As a result of the U.S. Federal Reserve's announcement that it has turned a corner in its fight against inflation, markets gained confidence that the end of its rate-hiking campaign is near.
Investors took a dovish hint from Fed Chair Jerome Powell's words on Wednesday that "the disinflationary process has started" in the world's largest economy, even though he also indicated that interest rates would continue to rise and that rate cuts were not imminent.
Wednesday's Fed statement, which followed the conclusion of a two-day policy meeting in which policymakers decided to raise interest rates by 25 basis points, represented the central bank's first explicit acknowledgement of decelerating inflation.

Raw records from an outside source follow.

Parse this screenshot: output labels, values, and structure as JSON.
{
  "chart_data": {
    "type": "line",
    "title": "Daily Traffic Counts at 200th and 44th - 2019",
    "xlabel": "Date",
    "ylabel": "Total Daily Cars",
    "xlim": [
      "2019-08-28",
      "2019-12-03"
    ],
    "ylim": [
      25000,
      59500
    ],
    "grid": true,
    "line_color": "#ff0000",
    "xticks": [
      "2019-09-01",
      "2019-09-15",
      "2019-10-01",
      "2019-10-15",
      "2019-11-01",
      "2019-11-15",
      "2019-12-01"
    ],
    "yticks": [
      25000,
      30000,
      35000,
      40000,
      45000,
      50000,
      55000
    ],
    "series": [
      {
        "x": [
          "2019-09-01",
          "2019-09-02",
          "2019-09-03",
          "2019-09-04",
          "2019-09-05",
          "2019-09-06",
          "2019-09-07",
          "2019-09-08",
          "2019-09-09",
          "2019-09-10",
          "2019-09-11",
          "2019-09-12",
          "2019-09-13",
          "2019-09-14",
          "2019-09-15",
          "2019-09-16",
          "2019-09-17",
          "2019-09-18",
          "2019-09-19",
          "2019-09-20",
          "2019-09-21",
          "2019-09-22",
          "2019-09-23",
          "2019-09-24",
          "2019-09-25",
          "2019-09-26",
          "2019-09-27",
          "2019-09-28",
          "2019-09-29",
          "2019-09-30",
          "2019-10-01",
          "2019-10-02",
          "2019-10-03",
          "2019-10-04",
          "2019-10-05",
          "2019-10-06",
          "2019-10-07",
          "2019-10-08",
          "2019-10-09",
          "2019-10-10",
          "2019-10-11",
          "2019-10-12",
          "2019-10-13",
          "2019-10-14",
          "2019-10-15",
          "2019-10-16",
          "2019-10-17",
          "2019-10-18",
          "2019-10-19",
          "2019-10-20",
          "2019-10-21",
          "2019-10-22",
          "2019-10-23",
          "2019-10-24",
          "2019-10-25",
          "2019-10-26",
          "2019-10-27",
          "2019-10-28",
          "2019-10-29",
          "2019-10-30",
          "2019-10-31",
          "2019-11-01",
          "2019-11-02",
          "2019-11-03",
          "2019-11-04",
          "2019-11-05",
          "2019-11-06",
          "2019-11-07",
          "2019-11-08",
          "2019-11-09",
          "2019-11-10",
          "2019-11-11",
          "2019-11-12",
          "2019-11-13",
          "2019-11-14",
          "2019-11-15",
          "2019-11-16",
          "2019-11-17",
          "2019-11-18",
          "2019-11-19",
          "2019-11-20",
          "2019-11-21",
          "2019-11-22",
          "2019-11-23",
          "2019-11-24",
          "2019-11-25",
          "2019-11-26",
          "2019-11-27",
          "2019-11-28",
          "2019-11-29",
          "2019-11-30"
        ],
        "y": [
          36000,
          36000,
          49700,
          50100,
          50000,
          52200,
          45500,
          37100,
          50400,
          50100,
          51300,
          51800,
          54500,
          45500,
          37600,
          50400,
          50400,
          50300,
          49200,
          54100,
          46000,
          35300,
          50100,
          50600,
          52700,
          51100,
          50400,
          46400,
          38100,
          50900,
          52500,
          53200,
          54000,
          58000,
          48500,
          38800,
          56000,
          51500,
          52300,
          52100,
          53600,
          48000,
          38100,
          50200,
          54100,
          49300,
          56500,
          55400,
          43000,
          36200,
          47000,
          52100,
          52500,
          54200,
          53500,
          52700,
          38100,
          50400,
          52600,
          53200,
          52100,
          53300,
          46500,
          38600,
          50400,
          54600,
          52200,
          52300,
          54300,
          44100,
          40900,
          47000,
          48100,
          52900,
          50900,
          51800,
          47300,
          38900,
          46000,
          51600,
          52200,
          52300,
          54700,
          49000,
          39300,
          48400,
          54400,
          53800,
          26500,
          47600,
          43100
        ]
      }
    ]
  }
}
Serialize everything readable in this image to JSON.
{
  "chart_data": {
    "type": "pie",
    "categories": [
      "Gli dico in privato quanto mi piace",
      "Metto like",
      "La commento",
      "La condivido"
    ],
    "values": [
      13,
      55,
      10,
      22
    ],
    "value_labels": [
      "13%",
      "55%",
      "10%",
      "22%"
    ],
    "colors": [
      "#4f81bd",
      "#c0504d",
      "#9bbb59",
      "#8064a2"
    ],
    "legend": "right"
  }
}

Following Powell's speech, the dollar plummeted, and the U.S. dollar index sank to a nine-month low of 100.80 versus a basket of currencies.
It was last down 0.12% at 100.83, dropping by over 1% on Wednesday.
Ray Attrill, head of FX strategy at National Australia Bank, stated, "It was very much a sort of relief ... that there was nothing there to seriously challenge the market's prevailing view" (NAB).
"(Powell) said that rates will have to be restrictive for some time, but that doesn't dissuade the market from saying some time might be six months, rather than two years."
The Australian dollar rose to a fresh eight-month high of $0.7158 in early Asia trade on Thursday, following a 1.2% increase in the previous session.
The dollar declined 0.55 per cent against the yen to 128.21.
The kiwi rose more than 1 per cent on Wednesday and last traded at $0.6523, up 0.25 per cent.
The stage is now set for the European Central Bank (ECB) and the Bank of England (BoE) to announce their rate decisions later on Thursday, with both expected to increase rates by 50 basis points (bp).
The euro reached a 10-month high of $1.1034 on Thursday after gaining 1.2% in the previous session, while the sterling was last up 0.19% at $1.2399.
"The risk is that we receive a hawkish 50 from the ECB and a dovish 50 from the Bank of England," said NAB's Attrill. "This could create some volatility."
According to data released on Wednesday, inflation in the Eurozone slowed for a third consecutive month in January. Still, any respite for the ECB may be limited as the underlying price rise remains stable, and concerns have already been raised about the accuracy of the estimates.
Attrill stated, "I don't think that's going to influence the messaging from the ECB, which I think is still going to be that (they've) got a lot to do,"
Friday's nonfarm payrolls report will be the next test of the Fed's fight against inflation in the United States, despite Wednesday's JOLTS report showing an unexpected increase in job vacancies in December, indicating a still-tight labour market.
The markets now anticipate that the Fed funds rate will peak at just below 4.9% in June, as opposed to earlier predictions of a high of just below 5%.